Addiction to painkillers on the rise, police say

Published 12:00 am Wednesday, July 2, 2008

By Sarah Nagem
snagem@salisburypost.com
Local authorities say hydrocodone, which Candice Jo Drye’s family have said she was addicted to before she got arrested last week on a murder charge, is becoming more widely abused.
“This is the big thing coming up now,” said Lt. Shelia Lingle, who works in the criminal investigation division of the Salisbury Police Department.
Salisbury Police have made five arrests on hydrocodone charges so far this year, Lingle said.
That compares to nine arrests from 2005-2007, she said.
Authorities cite several factors influencing the increase.
“These drugs, they’re easier to get,” Lingle said.
Hyrocodone, a painkiller, is the most frequently prescribed opiate in the United States, according to the U.S. Drug Enforcement Administration.
Doctors wrote about 130 million prescriptions for hydrocodone-containing products in 2006, according to the DEA’s Web site.

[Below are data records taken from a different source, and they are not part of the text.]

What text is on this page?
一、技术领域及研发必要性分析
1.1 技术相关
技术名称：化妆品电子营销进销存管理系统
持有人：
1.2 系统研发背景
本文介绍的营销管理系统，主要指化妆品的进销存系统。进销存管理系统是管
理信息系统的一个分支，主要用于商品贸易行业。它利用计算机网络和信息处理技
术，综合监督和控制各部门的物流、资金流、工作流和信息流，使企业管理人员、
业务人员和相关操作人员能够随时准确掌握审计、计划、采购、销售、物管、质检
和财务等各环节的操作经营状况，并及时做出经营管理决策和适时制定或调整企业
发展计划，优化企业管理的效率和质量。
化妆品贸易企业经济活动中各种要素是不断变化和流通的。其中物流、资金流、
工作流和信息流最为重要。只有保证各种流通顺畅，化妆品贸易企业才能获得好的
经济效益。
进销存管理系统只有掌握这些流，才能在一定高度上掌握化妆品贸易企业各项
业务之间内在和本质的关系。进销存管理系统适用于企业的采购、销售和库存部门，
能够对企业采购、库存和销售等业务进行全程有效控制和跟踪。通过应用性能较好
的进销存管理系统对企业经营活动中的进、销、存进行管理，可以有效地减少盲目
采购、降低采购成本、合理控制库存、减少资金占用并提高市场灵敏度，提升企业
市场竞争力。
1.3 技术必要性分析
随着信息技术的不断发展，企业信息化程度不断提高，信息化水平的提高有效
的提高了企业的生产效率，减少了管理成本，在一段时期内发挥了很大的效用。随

The painkiller comes in the form of prescribed drugs like Vicodin, Lortab and Lorcet.
Lingle said that since the drug is prescribed by doctors, it’s often more accessible than illegal drugs like crack or cocaine.
It’s cheaper, too.
Drug users can buy a hydrocodone tablet on the street for a price between $3 and $5, said Capt. Kevin Auten of the Rowan County Sheriff’s Office. Auten worked with the office’s drug unit for 15 years before he took another position within the department a couple of years ago.
A crack rock costs about $20 on the street, Auten said. One gram of cocaine goes for anywhere from $40 to $60.
Auten said hydrocodone abuse has been on the rise in Rowan County for several years.
“The black market for pills … it’s so mobile anymore,” he said.
But patients have found ways to get an excessive amount of pills from doctors.
Authorities call it “doctor shopping.”
“They might go to five different doctors” for painkillers, Auten said.
The doctors usually don’t know the patient has already gotten prescriptions elsewhere, he said.
After seeing doctors, some people take their prescriptions to different pharmacies, Auten said.
Some local pharmacy owners say they keep track of who’s getting hydrocodone-containing drugs. They also record which doctors are prescribing them.
Drye, 23, of Mocksville, was arrested last Thursday in connection with the murder of Dr. David Boyd earlier that day.
The Salisbury dentist was found bound and strangled in his bedroom at the home he shared with his wife and three children near the Country Club of Salisbury.
Drye’s stepfather, Jerry Cruse, said Boyd had been prescribing hydrocodone for his stepdaughter.
Before he was killed, Boyd was the focus of a State Bureau of Investigation probe for reports that he was allegedly prescribing painkillers illegally.
When Charles Deadwyler, owner of Towne Pharmacy on Innes Street, heard reports about the murder, he checked his computer records to find out if Drye had gotten prescriptions filled at his business.
“She never got anything here,” Deadwyler said.
He also said that his pharmacy has not filled a lot of orders prescribed by Boyd.
The same is true at Innes Street Drug Co., which has two stores in Salisbury, said its owner, Mike Fuller.
Fuller said dentists normally don’t prescribe a lot of painkillers.
“That would raise a red flag for us,” he said.
“They prescribe it in very limited quantities. … Routinely, you should not have a lot of dental pain.”
Most prescriptions for hydrocodone-containing drugs come from pain clinics and orthopedic surgeons, Fuller said.
A two- or three-day supply of such drugs prescribed by a dentist is “a gracious plenty,” he said.
But that doesn’t mean some patients don’t want more. Salisbury Pharmacy reported to police in January that someone had stolen 10,000 hydrocodone pills, said Jon Post, who owns the store.
Post said his pharmacy has had other incidents, too. A couple of months ago, he said, someone tried to get forged prescriptions filled there.
And last week, someone snatched 90 hydrocodone pills from the counter as an employee was filling an order, Post said.
“We caught them on video,” he said.
Post said his pharmacy had not filled prescriptions for Drye.